Tuesday, August 26, 2014

"Why control of a terrifying dam in Iraq is life or death for half million people"

"Why Control of a Terrifying Dam in Iraq is Life or Death for Half Million People" is the headline of an article at abcnews.com from August 7, 2014 by Lee Ferran and Mazin Faiq. The authors refer to the Islamic State take over of the Mosul Dam on the Tigris a few weeks ago, later re-taken by Kurdish Peshmerga forces with U.S. air support.

The article points out the critical question such control poses for "the millions of Iraqis who live downstream of the Mosul Dam all the way down the Tigris to Baghdad, because if the dam (is) taken over, ISIS would be in control of what effectively could be a major weapon of mass destruction -- one that the U.S. military said in 2006 was, without the help of brutal jihadists, already 'the most dangerous dam in the world.'"

The authors cite the inherent danger the dam poses, even without a rebel act -- "It wouldn't even have to be sabotaged to fail -- if an extremist group took control and wanted the dam to break, they may be able to simply do nothing."

The problem is that the "gargantuan dam, built in the mid-1980s, was constructed on 'a foundation of soluble soils that are continuously dissolving, resulting in the formation of cavities and voids underground that place the dam at risk for failure,'" as the article quotes from an urgent letter sent from David Petraeus, then commanding general of the U.S. Army, and Ryan Crocker, then U.S. Ambassador to Iraq, to Iraqi Prime Minister Nouri al-Maliki in 2007.

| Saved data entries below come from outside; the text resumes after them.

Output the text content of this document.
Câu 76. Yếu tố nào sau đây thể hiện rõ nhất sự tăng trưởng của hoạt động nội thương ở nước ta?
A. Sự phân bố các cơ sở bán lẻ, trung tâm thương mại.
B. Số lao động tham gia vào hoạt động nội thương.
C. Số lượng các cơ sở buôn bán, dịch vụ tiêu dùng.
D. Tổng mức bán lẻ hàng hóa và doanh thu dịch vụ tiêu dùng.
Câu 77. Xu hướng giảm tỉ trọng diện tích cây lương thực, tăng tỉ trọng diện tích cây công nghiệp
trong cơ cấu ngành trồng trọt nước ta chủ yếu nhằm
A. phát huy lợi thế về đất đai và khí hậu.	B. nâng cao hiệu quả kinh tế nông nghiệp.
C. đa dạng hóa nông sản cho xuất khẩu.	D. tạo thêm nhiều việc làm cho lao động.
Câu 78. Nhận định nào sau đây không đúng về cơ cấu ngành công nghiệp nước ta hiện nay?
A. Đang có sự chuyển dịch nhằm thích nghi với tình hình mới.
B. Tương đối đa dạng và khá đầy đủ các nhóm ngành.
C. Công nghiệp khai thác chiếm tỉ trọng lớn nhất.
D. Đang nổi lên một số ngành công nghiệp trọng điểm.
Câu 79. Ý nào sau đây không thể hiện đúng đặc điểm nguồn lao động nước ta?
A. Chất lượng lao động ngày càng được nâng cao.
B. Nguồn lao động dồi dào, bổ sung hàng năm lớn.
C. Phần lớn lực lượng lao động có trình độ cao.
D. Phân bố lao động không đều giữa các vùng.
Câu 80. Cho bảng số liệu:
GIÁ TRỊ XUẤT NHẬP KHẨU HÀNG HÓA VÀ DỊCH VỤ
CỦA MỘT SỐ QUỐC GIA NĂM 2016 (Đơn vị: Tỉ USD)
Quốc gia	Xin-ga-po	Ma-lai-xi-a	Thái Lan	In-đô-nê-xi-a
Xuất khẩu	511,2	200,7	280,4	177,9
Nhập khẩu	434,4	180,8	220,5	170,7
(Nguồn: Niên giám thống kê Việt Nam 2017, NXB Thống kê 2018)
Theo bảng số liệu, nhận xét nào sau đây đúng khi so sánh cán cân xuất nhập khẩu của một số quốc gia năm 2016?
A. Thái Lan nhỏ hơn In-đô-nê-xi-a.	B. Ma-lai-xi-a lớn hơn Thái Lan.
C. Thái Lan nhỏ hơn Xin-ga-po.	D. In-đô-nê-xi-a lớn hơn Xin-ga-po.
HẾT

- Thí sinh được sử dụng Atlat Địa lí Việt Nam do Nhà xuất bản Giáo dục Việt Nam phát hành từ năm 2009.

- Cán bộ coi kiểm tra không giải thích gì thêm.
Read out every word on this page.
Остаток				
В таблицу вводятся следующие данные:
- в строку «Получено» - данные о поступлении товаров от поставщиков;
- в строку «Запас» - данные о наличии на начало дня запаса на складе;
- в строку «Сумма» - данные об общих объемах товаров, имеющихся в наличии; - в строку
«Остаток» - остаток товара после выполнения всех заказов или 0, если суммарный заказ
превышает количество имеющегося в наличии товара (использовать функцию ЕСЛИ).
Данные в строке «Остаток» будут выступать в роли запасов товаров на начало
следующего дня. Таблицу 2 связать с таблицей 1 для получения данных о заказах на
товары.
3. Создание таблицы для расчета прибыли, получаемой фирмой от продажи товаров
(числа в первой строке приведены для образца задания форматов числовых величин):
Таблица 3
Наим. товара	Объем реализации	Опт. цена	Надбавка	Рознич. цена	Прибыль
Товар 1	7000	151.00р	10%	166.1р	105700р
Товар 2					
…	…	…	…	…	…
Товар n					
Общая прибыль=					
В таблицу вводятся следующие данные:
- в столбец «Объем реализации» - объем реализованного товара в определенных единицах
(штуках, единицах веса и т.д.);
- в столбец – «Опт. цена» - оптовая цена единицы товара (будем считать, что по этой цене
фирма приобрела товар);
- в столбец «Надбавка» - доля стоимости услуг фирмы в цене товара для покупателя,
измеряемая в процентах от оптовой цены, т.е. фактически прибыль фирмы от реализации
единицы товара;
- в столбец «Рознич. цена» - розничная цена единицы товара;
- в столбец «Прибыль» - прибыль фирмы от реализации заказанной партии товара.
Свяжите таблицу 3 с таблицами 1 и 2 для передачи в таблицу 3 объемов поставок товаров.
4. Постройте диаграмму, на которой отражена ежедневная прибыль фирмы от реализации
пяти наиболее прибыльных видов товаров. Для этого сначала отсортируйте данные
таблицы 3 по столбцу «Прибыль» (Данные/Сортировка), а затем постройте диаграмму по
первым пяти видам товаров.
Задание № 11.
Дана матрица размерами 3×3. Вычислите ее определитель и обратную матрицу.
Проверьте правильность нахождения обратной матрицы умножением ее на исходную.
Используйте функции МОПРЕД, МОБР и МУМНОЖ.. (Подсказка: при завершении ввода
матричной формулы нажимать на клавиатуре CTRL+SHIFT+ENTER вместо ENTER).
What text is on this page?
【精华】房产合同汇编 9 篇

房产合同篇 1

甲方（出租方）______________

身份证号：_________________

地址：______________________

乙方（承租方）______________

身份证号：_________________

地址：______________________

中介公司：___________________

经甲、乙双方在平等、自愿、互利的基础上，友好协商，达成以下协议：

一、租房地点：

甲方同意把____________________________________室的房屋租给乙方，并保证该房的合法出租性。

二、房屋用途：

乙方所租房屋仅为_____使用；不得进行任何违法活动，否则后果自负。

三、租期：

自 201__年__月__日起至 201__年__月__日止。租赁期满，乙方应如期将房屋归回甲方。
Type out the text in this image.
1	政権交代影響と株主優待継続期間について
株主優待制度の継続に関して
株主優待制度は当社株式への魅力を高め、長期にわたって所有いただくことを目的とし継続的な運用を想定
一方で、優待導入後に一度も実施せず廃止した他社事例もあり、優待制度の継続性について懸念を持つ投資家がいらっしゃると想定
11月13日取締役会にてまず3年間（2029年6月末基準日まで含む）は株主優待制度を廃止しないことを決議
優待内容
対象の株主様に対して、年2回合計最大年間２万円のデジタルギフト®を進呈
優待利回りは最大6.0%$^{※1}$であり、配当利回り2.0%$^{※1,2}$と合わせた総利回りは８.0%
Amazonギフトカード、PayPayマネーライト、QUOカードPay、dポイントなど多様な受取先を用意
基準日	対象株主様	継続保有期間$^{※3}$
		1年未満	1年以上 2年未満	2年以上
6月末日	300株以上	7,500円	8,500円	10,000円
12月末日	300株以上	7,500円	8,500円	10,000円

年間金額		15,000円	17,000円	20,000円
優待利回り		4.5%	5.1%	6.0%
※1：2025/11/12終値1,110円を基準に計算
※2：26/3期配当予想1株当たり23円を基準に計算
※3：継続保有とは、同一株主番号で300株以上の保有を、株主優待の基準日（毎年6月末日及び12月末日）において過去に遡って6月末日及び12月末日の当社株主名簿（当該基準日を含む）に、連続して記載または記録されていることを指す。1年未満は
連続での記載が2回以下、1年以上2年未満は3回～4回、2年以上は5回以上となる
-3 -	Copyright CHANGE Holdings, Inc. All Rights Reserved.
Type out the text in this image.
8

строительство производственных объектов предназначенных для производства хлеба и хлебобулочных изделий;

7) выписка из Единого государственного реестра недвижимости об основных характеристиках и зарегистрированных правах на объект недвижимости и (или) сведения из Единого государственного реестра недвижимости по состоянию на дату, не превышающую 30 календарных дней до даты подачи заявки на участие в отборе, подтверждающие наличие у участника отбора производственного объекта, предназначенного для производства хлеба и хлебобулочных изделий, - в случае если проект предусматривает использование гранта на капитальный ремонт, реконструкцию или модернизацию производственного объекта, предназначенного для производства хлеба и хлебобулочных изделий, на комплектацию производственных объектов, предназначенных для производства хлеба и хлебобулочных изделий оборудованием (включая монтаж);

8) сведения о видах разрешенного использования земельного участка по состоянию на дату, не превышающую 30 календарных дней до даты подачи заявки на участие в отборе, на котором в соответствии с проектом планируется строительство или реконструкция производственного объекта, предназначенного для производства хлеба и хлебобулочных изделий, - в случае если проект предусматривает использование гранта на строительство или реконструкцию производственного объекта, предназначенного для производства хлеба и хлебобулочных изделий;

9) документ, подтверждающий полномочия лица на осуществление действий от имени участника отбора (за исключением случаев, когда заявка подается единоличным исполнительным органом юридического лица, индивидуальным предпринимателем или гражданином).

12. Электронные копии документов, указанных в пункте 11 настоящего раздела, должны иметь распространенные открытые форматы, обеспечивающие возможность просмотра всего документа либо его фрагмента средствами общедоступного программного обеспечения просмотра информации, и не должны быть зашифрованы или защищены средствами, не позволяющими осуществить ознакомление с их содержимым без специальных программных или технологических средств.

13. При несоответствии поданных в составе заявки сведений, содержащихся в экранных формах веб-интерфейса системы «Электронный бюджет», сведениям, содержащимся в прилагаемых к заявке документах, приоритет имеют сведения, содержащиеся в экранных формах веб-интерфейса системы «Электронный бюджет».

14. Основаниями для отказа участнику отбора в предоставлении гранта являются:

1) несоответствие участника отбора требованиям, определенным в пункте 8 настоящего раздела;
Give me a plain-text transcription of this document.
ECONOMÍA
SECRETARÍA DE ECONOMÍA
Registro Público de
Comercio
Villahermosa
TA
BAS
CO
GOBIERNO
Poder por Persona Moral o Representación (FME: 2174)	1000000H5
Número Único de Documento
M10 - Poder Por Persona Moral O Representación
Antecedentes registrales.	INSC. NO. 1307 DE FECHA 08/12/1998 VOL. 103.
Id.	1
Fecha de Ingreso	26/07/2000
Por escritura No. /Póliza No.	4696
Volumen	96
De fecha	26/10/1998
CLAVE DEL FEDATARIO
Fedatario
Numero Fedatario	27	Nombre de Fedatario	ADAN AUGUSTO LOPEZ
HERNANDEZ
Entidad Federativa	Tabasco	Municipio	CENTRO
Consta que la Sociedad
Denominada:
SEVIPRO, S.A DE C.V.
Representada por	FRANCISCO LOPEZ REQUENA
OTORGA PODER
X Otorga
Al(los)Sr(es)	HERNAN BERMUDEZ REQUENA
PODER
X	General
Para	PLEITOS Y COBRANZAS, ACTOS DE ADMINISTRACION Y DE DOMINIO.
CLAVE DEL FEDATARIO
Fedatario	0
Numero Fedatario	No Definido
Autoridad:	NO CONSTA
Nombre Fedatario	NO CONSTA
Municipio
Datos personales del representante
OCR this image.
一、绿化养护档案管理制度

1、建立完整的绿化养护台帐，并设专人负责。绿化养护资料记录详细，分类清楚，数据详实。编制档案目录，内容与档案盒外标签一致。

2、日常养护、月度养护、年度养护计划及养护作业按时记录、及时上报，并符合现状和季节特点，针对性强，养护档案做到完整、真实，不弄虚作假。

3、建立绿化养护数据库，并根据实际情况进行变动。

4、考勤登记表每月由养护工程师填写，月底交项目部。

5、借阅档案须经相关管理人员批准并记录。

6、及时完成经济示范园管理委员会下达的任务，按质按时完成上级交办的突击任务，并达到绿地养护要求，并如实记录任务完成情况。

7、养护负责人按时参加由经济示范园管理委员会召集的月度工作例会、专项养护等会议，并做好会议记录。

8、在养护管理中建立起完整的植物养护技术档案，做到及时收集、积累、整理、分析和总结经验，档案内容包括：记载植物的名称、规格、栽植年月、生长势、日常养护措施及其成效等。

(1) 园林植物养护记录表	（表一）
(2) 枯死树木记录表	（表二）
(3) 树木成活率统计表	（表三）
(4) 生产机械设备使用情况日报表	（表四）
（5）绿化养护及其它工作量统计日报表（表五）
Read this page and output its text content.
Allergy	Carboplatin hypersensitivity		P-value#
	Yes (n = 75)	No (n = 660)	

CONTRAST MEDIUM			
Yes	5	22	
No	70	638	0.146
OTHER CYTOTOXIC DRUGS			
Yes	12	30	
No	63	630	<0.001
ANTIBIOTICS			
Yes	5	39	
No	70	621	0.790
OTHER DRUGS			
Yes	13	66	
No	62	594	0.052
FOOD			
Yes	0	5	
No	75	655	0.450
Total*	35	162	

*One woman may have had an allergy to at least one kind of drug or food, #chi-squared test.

PHOTO: Islamic State Flag at Mosul Dam
PHOTO: Islamic State flag at Mosul Dam
Ferran and Faiq describe how the dam must be constantly reinforced by engineers "continously pumping in literally tons of grout" so as to fill in the holes and keep the dam "upright."
The authors cite U.S. experts, who say any failure of the dam could be "catastrophic." They refer to a 2011 report written by a USACE official and published in Water Power magazine that estimated failure "could lead to as many as 500,000 civilian deaths."

 READ MORE HERE...


One of the most devastating judgments pronounced by Jeremiah the hebrew prophet on the "land of Babylon" is the rising of "tumultuous waves" of the "sea" -- a euphemism for the Euphrates/Tigris river system -- which overwhelm the land of Babylon.  Following the flood event, the rivers are "dried up" in a drought so severe that the land becomes literally uninhabitable, and utter desolation is the final outcome of the judgments, so that the land remains a "horror" among the nations, a perpetual sign of the judgment of God on a people who had struck at Zion once Israel was back in the land for the final time.

This article drives home the point like a ton of bricks that just such a scenario of a major flood event that causes incredible devastation in the "land of Babylon" could very well occur, and that without extraordinary and constant measures, WILL occur, just as decreed by Jeremiah.

But first the fires burn the cities, then the announced abandonment of the land by the reconstructionists, and then a war with and defeat by the "Medes" -- the modern-day Kurds.

And then the flood.

When Babylon is burning, know that the flood will come. No one can stop it. Iraq is Babylon of Jeremiah 50 - 51.